Abstract
Malignancy in heart transplant recipients is a grave complication. Post-transplant lymphoproliferative disorder (PTLD) is the second most common tumour in adults and commonest in children. The incidence varies with the transplanted organ from 1 to 2% following kidney transplantation to as high as 10% following thoracic organ transplantation due to different immunosuppression intensity. PTLD include a wide spectrum of diseases ranging from benign proliferation of lymphoid tissue to frank malignancy with aggressive behaviour (lymphoma). Epstein-Barr virus (EBV) infection and prolonged immunosuppressant therapy are implicated in the pathogenesis of PTLD. The incidence of PTLD varies from 2.6% at 1 year to 28% at 10 years post-transplant. Seronegativity for EBV in recipients with seropositive donors increases the risk of PTLD in recipients. The majority of early-onset PTLDs (85%) are of B-cell origin and associated with EBV. Timely and accurate diagnosis with histological examination of lymphoid tissue is essential for early intervention.
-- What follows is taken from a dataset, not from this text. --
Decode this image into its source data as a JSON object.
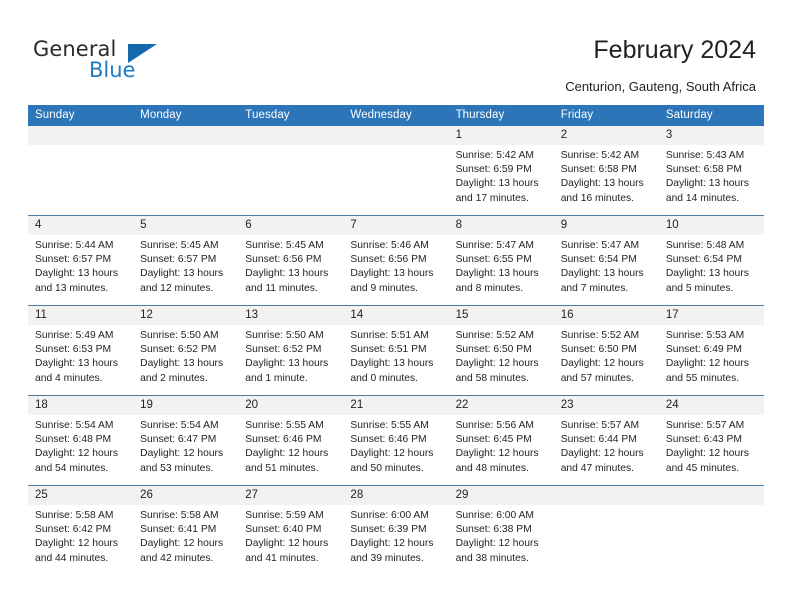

Reduction of immunosuppressive therapy (IST) and rituximab usually are effective in remission of PTLD. In resistant cases, chemotherapy is given with or without rituximab. Adoptive T-cell transfer represents a promising therapeutic approach. Early PTLD respond well to lowering immunosuppression and has a favourable prognosis compared to late PTLD. Five-year survival is 30% for high-grade lymphomas. The prognosis of EBV-negative lymphomas is worse. One out of 40 heart transplant recipients followed up in our centre developed PTLD. He was treated to remission and we describe this case here.
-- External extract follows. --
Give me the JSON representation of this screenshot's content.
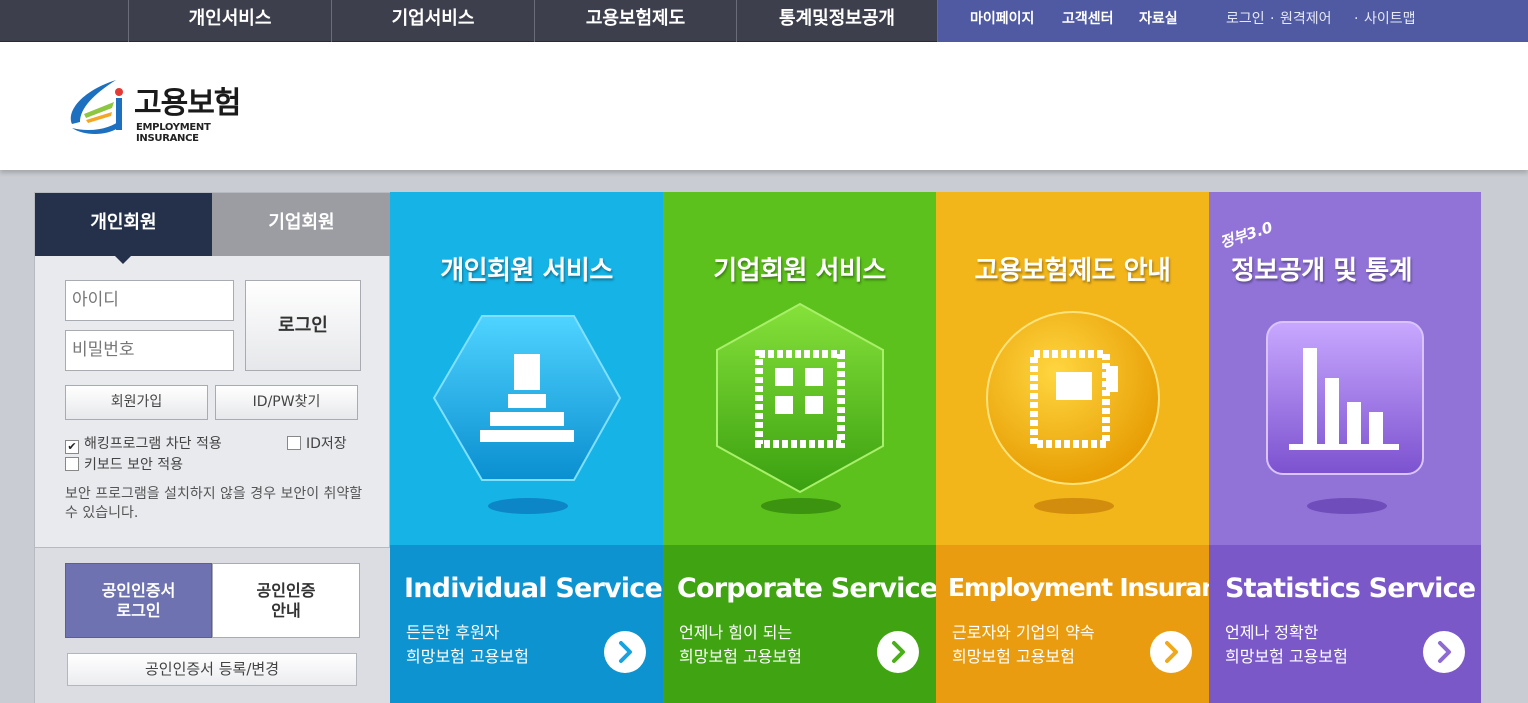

Keywords: Post-transplant lymphoproliferative disorder (PTLD), Heart transplant, Immunosuppressive therapy, Epstein-Barr Virus
Introduction
Post-transplant lymphoproliferative disorder (PTLD) is a life-threatening complication in heart transplant recipients (HTRs), a consequence of long-term immunosuppressant therapy (IST). Immunosuppressant drugs impair immune response against malignant cells and oncogenic viruses, thereby predisposing the transplant recipients to cancer [1, 2]. The chance of developing cancer in post-transplant patients is 3 to 4 times more than the age-matched controls in the general population [3]. The incidence of PTLD increases with time, affecting 28% of HTRs 10 years post-transplant, but high-grade lymphomas are seen in 1.8% [4]. PTLD is a serious complication leading to high mortality in HTRs [5, 6]. Two main aetiologies of PTLD are Epstein-Barr virus (EBV) infection and prolonged immunosuppression [1, 2, 7, 8].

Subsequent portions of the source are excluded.